It's a legitimate question. How many Windows Central readers will there be once there's no Windows Mobile news to report on. I envisage a time quite soon where Windows Mobile will have totally stiffed and Windows on Arm will have failed to produce any interest. There were plenty of other websites reporting on general Windows and Microsoft matters before Windows Phone Central realised that mobile was heading nowhere. If you remove the Phone/Mobile readers will there be enough people left to keep the website viable?
I've never owned a windows 10 mobile in my life, and I'm here for the windows 10 discussion, and microsofts exciting vision of the future.
But I can't really extrapolate the number of people who are here specifically for that reason, versus those who are obvious here for desktop/tablet, other than that their appear to be both.
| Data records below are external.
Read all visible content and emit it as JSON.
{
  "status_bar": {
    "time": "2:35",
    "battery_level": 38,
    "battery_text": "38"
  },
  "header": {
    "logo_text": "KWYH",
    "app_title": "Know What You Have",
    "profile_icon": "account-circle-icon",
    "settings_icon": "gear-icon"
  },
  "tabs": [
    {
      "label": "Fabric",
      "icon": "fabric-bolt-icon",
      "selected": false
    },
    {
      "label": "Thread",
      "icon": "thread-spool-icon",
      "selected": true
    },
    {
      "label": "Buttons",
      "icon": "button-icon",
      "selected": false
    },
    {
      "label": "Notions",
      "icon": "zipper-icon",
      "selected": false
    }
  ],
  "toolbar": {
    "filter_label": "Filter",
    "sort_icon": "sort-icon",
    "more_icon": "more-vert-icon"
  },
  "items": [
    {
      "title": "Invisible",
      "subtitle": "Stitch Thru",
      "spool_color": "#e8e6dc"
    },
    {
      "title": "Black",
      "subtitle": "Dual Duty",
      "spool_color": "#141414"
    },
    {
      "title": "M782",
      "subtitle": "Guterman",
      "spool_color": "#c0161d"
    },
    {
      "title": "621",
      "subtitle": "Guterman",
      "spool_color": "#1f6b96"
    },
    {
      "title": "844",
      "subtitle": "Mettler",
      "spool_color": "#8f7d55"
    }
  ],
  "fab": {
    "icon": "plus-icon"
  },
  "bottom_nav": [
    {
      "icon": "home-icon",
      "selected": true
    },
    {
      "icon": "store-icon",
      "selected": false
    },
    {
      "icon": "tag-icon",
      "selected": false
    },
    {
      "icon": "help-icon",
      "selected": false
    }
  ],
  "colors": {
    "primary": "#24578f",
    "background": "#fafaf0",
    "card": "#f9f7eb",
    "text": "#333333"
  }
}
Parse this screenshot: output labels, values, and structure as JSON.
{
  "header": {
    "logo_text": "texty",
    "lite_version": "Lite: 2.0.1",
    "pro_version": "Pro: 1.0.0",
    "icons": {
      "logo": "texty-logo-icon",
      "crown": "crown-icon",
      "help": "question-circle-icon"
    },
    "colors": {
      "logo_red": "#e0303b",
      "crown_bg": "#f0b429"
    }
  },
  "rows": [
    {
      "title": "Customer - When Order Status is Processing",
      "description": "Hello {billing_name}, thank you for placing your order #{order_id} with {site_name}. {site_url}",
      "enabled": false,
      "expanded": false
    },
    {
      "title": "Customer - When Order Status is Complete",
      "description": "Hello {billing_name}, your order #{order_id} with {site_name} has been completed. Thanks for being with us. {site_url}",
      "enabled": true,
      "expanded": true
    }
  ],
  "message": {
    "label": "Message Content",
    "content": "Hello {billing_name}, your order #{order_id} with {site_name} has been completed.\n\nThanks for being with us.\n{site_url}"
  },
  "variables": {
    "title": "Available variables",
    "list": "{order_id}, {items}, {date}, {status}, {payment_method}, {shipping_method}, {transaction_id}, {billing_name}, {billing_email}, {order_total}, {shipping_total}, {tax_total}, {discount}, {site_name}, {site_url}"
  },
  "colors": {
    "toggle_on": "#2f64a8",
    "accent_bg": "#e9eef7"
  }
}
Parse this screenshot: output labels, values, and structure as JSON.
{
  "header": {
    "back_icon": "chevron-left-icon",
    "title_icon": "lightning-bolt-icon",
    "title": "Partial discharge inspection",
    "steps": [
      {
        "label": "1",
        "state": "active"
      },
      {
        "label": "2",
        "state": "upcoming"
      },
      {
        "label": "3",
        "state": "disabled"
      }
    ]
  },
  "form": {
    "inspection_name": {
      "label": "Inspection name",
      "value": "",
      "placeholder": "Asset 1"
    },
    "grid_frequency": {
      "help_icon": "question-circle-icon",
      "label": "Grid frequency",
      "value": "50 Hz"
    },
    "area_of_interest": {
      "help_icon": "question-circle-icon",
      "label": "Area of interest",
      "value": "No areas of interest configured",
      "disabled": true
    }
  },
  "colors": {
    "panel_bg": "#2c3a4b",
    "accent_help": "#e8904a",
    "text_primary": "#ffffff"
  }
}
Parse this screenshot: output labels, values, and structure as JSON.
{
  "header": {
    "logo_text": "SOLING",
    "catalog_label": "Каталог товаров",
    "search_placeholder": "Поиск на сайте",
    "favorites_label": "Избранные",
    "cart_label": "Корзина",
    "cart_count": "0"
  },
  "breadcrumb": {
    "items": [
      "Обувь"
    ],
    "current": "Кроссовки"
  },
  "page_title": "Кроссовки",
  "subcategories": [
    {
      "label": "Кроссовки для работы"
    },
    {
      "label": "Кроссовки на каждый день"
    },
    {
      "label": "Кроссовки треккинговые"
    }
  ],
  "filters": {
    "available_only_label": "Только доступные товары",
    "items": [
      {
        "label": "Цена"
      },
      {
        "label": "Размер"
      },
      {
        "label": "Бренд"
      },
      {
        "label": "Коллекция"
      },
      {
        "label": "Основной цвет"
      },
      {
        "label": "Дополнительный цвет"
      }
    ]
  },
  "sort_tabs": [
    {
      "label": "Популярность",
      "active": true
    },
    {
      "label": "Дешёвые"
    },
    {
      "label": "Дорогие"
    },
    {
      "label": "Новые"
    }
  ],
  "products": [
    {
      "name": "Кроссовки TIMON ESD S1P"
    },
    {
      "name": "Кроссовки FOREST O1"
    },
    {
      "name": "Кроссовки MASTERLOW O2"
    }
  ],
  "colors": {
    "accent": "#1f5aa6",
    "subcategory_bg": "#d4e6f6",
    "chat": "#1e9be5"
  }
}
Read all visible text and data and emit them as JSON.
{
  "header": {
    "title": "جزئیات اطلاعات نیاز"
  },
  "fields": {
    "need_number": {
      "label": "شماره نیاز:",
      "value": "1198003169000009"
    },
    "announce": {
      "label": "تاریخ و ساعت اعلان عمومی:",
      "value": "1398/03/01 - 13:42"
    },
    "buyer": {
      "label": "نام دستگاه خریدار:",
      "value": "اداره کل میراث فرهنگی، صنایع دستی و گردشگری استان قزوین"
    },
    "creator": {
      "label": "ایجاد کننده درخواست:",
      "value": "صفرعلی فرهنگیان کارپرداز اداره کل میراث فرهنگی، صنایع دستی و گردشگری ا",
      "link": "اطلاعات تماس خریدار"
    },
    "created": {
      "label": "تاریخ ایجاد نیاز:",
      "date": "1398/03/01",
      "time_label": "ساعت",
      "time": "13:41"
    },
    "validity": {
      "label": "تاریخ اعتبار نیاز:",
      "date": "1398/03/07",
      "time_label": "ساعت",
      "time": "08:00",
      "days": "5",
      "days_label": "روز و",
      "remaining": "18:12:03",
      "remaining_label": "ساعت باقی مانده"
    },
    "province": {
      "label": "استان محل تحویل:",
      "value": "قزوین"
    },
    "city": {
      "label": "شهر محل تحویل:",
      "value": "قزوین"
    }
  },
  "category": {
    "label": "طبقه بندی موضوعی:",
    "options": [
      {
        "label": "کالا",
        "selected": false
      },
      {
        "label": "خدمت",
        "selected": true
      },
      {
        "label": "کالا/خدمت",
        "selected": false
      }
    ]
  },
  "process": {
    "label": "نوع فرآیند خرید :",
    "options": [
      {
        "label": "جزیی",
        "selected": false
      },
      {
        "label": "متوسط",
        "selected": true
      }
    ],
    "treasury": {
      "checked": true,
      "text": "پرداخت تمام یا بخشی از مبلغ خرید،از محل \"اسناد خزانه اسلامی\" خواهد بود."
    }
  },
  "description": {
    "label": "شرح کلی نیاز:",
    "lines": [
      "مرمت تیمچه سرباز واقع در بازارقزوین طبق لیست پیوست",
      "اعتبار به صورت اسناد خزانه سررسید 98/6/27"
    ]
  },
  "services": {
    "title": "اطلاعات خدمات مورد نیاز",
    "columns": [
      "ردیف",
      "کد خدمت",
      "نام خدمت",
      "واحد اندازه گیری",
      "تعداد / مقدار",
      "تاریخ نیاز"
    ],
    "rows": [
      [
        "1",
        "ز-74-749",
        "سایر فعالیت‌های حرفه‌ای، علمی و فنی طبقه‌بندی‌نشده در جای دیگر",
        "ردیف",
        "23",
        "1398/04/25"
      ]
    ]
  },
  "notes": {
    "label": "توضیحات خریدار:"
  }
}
I am not sure anyone can.
BTW Windows on arm, is not initially pitched as a smartphone OS. Its for cellular connected PCs foremost. Ie tablets, hybrids, laptops, desktops and servers with arm chips, LTE, low power consumption, calling, texting and hotspot facility. It will probably make its way to pocket devices at some point, but that's really not what MS is aiming for with the move.
I think some smartphone users get quite confused there. The point of the release is for things like
*capturing the tablet market, by positioning devices in the only two areas of growth a) windows devices b) budget devices. There are real business moats here with things like ink and stylus support, win32 apps
*capturing the cheap laptop market back from chromeOS, and getting windows into education. Likewise real moats- ink and stylus, touch support, upgradeability, win32 apps (and the fact that windows is the workhorse OS of the world)
*cellular connected server platforms, that utilise cellular technology in windows enterprise networks. There are probably a few really interesting applications of this, and I know MS has plans here.
Probably the closest thing anyone will see like a smartphone close to release is an eight inch tablet with a Bluetooth earpiece!
This is why they keep saying things like "mobile devices" "cellular pc" "mobile pc". They have no intention of rushing headlong into the smartphone marker space until they have a competitive business moat.
If smartphone users expect some immediate reboot of the mobile OS this year, I think they are dead wrong. That would be really poor business practice. That sort of move would only follow all the other moves MS has in place, when MS can be certain its phone platform has a truly competitive moat.